Due delle mie tante passioni sono la musica e il cibo. Quando si riescono a conciliare, si ottengono solo ottimi risultati.
Il 23 e 24 Aprile del 2017, approfittando del ponte per la Festa della Liberazione, abbiamo organizzato un piccolo viaggio in Sicilia, in modo da esibirci in due Chiese della regione: la Cattedrale di Acireale e la Cattedrale di Palermo.
La nostra tournée ha avuto inizio all’alba di Domenica 23 Aprile, quando siamo partiti da Gioia Tauro per dirigerci a Villa San Giovanni, per prendere il traghetto verso la Sicilia.
Nel corso degli anni, l’orchestra ha organizzato numerose trasferte in Sicilia, sia di un giorno che di più giorni. Per noi, esibirci in questa regione è sempre un piacere, sia per la sua bellezza che per il cibo. Dopo ogni concerto, veniamo sempre accolti con enormi buffet di qualsiasi tipologia di cibo, e rientriamo a casa sempre a stomaco pieno.
Durante il traghettamento, abbiamo acquistato degli arancini siciliani presso il bar, e li abbiamo gustati mentre ammiravamo il mare. Appena scesi dalla nave, abbiamo raggiunto Acireale, dove ci siamo diretti presso l’hotel per prepararci per il concerto della sera.
Abbiamo alloggiato in una struttura molto grande e bella, e le nostre stanze si trovavano tutte nello stesso piano. Dopo esserci cambiati per il concerto, ci siamo rilassati in attesa di raggiungere la Cattedrale.

Appena abbiamo raggiunto la Cattedrale, abbiamo fatto le ultime prove, per poi avere alcune ore libere in attesa del concerto.

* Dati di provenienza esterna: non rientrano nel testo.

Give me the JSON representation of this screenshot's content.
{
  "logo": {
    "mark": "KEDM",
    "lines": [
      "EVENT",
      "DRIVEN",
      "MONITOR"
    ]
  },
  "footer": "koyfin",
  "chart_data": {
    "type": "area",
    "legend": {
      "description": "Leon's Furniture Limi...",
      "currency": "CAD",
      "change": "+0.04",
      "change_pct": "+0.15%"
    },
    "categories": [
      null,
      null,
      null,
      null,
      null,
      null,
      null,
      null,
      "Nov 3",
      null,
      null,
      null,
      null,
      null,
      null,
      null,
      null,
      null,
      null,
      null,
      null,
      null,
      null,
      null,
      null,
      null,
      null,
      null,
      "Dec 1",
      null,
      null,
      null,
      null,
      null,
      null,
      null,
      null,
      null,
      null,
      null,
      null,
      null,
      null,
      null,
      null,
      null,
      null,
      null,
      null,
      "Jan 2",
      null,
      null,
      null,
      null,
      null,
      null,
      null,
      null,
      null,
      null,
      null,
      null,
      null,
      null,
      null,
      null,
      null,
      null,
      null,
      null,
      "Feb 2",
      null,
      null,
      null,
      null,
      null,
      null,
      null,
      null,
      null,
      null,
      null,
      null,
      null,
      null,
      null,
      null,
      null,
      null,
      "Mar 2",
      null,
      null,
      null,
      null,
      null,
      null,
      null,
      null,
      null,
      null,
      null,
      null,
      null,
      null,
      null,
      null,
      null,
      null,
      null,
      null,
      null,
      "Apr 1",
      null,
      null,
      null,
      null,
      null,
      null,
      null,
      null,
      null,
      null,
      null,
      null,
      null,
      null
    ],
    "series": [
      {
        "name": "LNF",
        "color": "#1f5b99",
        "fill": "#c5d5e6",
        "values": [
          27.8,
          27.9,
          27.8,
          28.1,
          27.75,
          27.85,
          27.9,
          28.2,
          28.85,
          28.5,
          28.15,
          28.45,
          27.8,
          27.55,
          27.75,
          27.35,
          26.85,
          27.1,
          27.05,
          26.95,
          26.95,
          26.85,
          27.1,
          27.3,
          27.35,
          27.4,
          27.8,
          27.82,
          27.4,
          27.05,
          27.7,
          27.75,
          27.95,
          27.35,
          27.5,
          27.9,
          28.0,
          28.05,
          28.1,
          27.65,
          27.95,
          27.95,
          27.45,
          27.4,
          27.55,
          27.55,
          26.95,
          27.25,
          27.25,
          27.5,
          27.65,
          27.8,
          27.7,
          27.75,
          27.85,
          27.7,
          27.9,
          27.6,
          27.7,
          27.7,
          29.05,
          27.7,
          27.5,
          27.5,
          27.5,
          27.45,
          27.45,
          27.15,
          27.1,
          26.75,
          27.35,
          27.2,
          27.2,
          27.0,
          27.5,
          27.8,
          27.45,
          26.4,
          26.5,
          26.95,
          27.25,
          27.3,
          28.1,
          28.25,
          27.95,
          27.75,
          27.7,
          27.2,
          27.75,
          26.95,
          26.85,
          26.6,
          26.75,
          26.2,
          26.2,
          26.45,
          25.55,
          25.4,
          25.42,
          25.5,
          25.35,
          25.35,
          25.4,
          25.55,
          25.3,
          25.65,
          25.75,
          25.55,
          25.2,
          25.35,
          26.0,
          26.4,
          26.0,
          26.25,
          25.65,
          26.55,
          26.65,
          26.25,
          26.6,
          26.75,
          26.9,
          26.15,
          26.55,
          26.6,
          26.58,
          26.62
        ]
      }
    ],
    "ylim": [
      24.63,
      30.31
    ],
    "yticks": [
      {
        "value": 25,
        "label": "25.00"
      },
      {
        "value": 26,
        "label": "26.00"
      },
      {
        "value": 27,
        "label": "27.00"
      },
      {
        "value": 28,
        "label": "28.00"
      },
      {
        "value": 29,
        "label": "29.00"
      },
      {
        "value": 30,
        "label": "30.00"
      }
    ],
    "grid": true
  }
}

Come ho detto poco fa, una delle cose che più amiamo fare in Sicilia è mangiare e gustare tanti piatti tipici. Quindi, tra una passeggiata e l’altra in attesa del concerto, abbiamo assaggiato un altro arancino e diversi altri cibi, senza tener conto della dieta!
Dopo questa breve pausa, ha avuto inizio il concerto che, fortunatamente, è andato molto bene.

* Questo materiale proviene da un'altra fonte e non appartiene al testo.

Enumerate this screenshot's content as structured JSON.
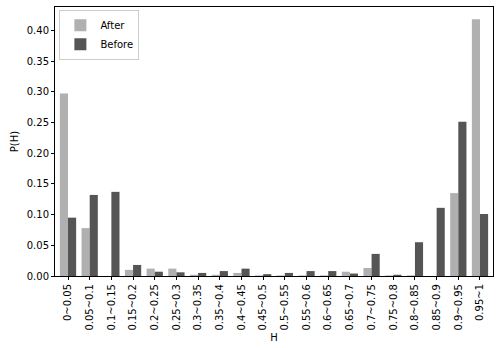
{
  "chart_data": {
    "type": "bar",
    "x_label": "H",
    "y_label": "P(H)",
    "categories": [
      "0~0.05",
      "0.05~0.1",
      "0.1~0.15",
      "0.15~0.2",
      "0.2~0.25",
      "0.25~0.3",
      "0.3~0.35",
      "0.35~0.4",
      "0.4~0.45",
      "0.45~0.5",
      "0.5~0.55",
      "0.55~0.6",
      "0.6~0.65",
      "0.65~0.7",
      "0.7~0.75",
      "0.75~0.8",
      "0.8~0.85",
      "0.85~0.9",
      "0.9~0.95",
      "0.95~1"
    ],
    "series": [
      {
        "name": "After",
        "color": "#b0b0b0",
        "values": [
          0.297,
          0.078,
          0,
          0.01,
          0.012,
          0.012,
          0.002,
          0.002,
          0.005,
          0.001,
          0.001,
          0.001,
          0.001,
          0.007,
          0.013,
          0.001,
          0.001,
          0,
          0.135,
          0.418
        ]
      },
      {
        "name": "Before",
        "color": "#555555",
        "values": [
          0.095,
          0.132,
          0.137,
          0.018,
          0.007,
          0.006,
          0.005,
          0.008,
          0.012,
          0.003,
          0.005,
          0.008,
          0.008,
          0.004,
          0.036,
          0.002,
          0.055,
          0.111,
          0.251,
          0.101
        ]
      }
    ],
    "ylim": [
      0,
      0.438
    ],
    "yticks": [
      {
        "value": 0,
        "label": "0.00"
      },
      {
        "value": 0.05,
        "label": "0.05"
      },
      {
        "value": 0.1,
        "label": "0.10"
      },
      {
        "value": 0.15,
        "label": "0.15"
      },
      {
        "value": 0.2,
        "label": "0.20"
      },
      {
        "value": 0.25,
        "label": "0.25"
      },
      {
        "value": 0.3,
        "label": "0.30"
      },
      {
        "value": 0.35,
        "label": "0.35"
      },
      {
        "value": 0.4,
        "label": "0.40"
      }
    ],
    "grid": false,
    "legend": "upper left"
  }
}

Appena terminato il concerto, abbiamo cenato e ci siamo diretti in hotel. I momenti più belli dei nostri viaggi sono probabilmente quelli negli alberghi. Prima di andare a dormire, infatti, ci ritroviamo sempre in una stanza, per chiacchierare e ridere insieme. Quella sera ci siamo divertiti tantissimo, e abbiamo anche usato i trucchi e le matite per disegnarci la faccia, fino a quando non siamo stati sgridati dagli addetti dell’hotel per la troppa confusione, e siamo dovuti tornare nelle nostre stanze.

Il secondo e ultimo giorno ha avuto inizio, come sempre, con la nostra tradizionale colazione. Tra tutte le persone dell’orchestra, c’è un gruppo composto da me e altre mie amiche, tra cui Luana e Chiara, che è molto mattiniero quando si tratta di fare colazione.

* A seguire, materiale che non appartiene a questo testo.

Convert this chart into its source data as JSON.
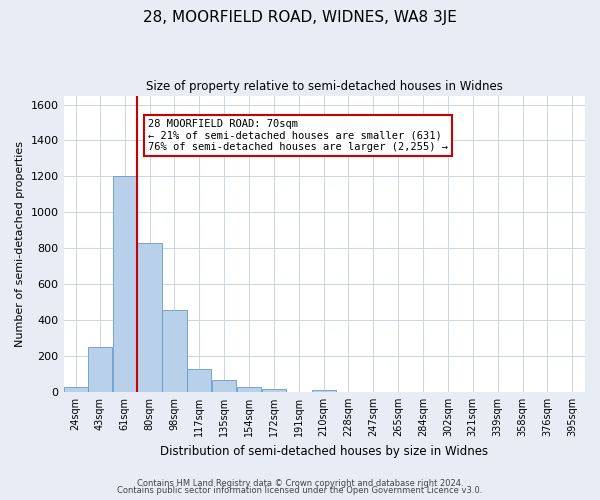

Il secondo concerto si sarebbe svolto la sera, presso la Cattedrale di Palermo. In mattinata, quindi, siamo saliti sul pullman per dirigerci a destinazione. Prima di allora, non avevo mai visitato questa città, e mi ha subito colpito per la sua bellezza e la sua grandezza.

Prima del concerto, abbiamo avuto qualche ora libera per visitare il centro della città. Diverse mie amiche hanno anche visitato la cupola della Cattedrale, ma io, soffrendo di claustrofobia, non ho avuto il coraggio di affrontare una lunga scala stretta e ripida.
Dopo il concerto, abbiamo salutato questa splendida terra per rientrare a casa. Ovviamente, non è mancato l’ultimo arancino del nostro viaggio, che abbiamo mangiato alle 3 di notte sul traghetto, con il fresco sapore del mare.